Code Style
- Use functional components with TypeScript interfaces
- Prefer named exports over default exports
- Use Tailwind CSS for styling, avoid inline styles
Conventions
- File naming: kebab-case for files, PascalCase for components
- Use server components by default, add "use client" only when needed
- Handle errors with try/catch and return appropriate error responses
Project Structure
- /app - Next.js app router pages
- /components - Reusable UI components
- /lib - Utility functions and API clients
- /types - TypeScript type definitions
## What are Cursor Rules?
Cursor Rules (`.cursorrules` or `.cursor/rules`) are configuration files that tell the Cursor AI coding assistant how to behave in your project. They define coding conventions, tech stack preferences, file structure, and best practices. Well-crafted rules dramatically improve AI code generation quality by giving Cursor project-specific context.
**Answer-Ready**: Cursor Rules are project config files that customize AI code generation in Cursor IDE. Define tech stack, conventions, and patterns. Reduces AI hallucination and improves code consistency. Essential for team standardization. Community-maintained rule collections available.
**Best for**: Developers using Cursor IDE for AI-assisted coding. **Works with**: Cursor IDE, any programming language or framework. **Setup time**: Under 5 minutes.
## Rule Categories
### 1. Tech Stack Rules
You are an expert in Python, FastAPI, SQLAlchemy, and Pydantic.
- Use Pydantic v2 model_validator instead of v1 validator
- Use async def for all route handlers
- Use SQLAlchemy 2.0 style queries with select()
### 2. Architecture Rules
Architecture
- Follow clean architecture: controllers -> services -> repositories
- Never import from controllers in services
- All database access goes through repository layer
- Use dependency injection for services
### 3. Testing Rules
Testing
- Write tests for all new functions
- Use pytest with fixtures, not unittest
- Mock external services, never hit real APIs in tests
- Name test files: test_.py
### 4. Security Rules
Security
- Never hardcode API keys or secrets
- Always validate and sanitize user input
- Use parameterized queries, never string interpolation for SQL
- Set CORS origins explicitly, never use wildcard in production
## Popular Rule Templates
| Stack | Key Rules |
|-------|-----------|
| Next.js + TypeScript | Server components default, app router, Tailwind |
| Python + FastAPI | Async handlers, Pydantic v2, SQLAlchemy 2.0 |
| React Native + Expo | Expo Router, NativeWind, typed navigation |
| Go + Gin | Error handling patterns, middleware conventions |
| Rust + Axum | Ownership patterns, error types, async runtime |
## Best Practices
1. **Be specific**: "Use `date-fns` for dates" beats "use a date library"

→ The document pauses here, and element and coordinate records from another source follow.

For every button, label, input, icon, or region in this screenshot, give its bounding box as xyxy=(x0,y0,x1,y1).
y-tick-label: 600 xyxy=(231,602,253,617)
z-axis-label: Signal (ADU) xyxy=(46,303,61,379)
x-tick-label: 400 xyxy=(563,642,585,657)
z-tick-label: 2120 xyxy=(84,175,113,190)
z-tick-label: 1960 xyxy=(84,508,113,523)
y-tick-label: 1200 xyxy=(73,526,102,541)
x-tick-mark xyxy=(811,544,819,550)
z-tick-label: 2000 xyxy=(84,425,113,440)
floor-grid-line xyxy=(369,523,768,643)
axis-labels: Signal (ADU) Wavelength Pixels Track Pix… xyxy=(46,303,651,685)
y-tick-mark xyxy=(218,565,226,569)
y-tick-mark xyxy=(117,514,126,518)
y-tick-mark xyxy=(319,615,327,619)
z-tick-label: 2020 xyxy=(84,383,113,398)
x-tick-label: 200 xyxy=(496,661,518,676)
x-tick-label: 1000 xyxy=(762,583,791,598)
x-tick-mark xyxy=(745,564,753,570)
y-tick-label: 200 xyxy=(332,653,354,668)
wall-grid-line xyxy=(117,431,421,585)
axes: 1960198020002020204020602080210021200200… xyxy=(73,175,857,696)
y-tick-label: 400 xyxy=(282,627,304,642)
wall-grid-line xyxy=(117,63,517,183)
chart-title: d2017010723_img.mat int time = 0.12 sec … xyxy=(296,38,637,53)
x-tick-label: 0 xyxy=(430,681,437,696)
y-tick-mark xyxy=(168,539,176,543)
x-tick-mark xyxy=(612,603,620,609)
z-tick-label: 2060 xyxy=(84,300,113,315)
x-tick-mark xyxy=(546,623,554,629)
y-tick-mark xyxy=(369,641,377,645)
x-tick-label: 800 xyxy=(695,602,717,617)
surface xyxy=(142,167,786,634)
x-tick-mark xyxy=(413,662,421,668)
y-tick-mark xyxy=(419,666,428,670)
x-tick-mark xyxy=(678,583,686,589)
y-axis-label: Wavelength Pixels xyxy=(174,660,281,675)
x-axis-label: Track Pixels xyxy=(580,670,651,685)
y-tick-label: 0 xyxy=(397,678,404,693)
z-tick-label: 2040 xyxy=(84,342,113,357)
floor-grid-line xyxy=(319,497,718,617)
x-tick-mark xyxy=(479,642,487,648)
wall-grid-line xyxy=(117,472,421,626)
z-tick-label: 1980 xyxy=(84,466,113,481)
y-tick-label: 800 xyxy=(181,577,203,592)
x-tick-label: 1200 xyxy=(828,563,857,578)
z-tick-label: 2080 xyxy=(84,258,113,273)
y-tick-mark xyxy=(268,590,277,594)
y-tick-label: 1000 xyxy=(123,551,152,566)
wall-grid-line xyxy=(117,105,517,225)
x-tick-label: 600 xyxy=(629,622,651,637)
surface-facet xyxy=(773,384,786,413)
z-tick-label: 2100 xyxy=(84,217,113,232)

2. **Show examples**: Include code snippets for complex patterns
3. **Set boundaries**: Tell Cursor what NOT to do
4. **Keep updated**: Rules should evolve with your codebase
5. **Team alignment**: Share rules via version control
## FAQ
**Q: Where do I put the file?**
A: Project root as `.cursorrules` or in `.cursor/rules` directory for multiple rule files.
**Q: Do rules work with Claude Code too?**
A: Claude Code uses `CLAUDE.md` files instead, but the concept is identical — project-specific AI instructions in a config file.
**Q: How long should rules be?**
A: 200-500 lines is the sweet spot. Too short lacks context, too long dilutes important rules.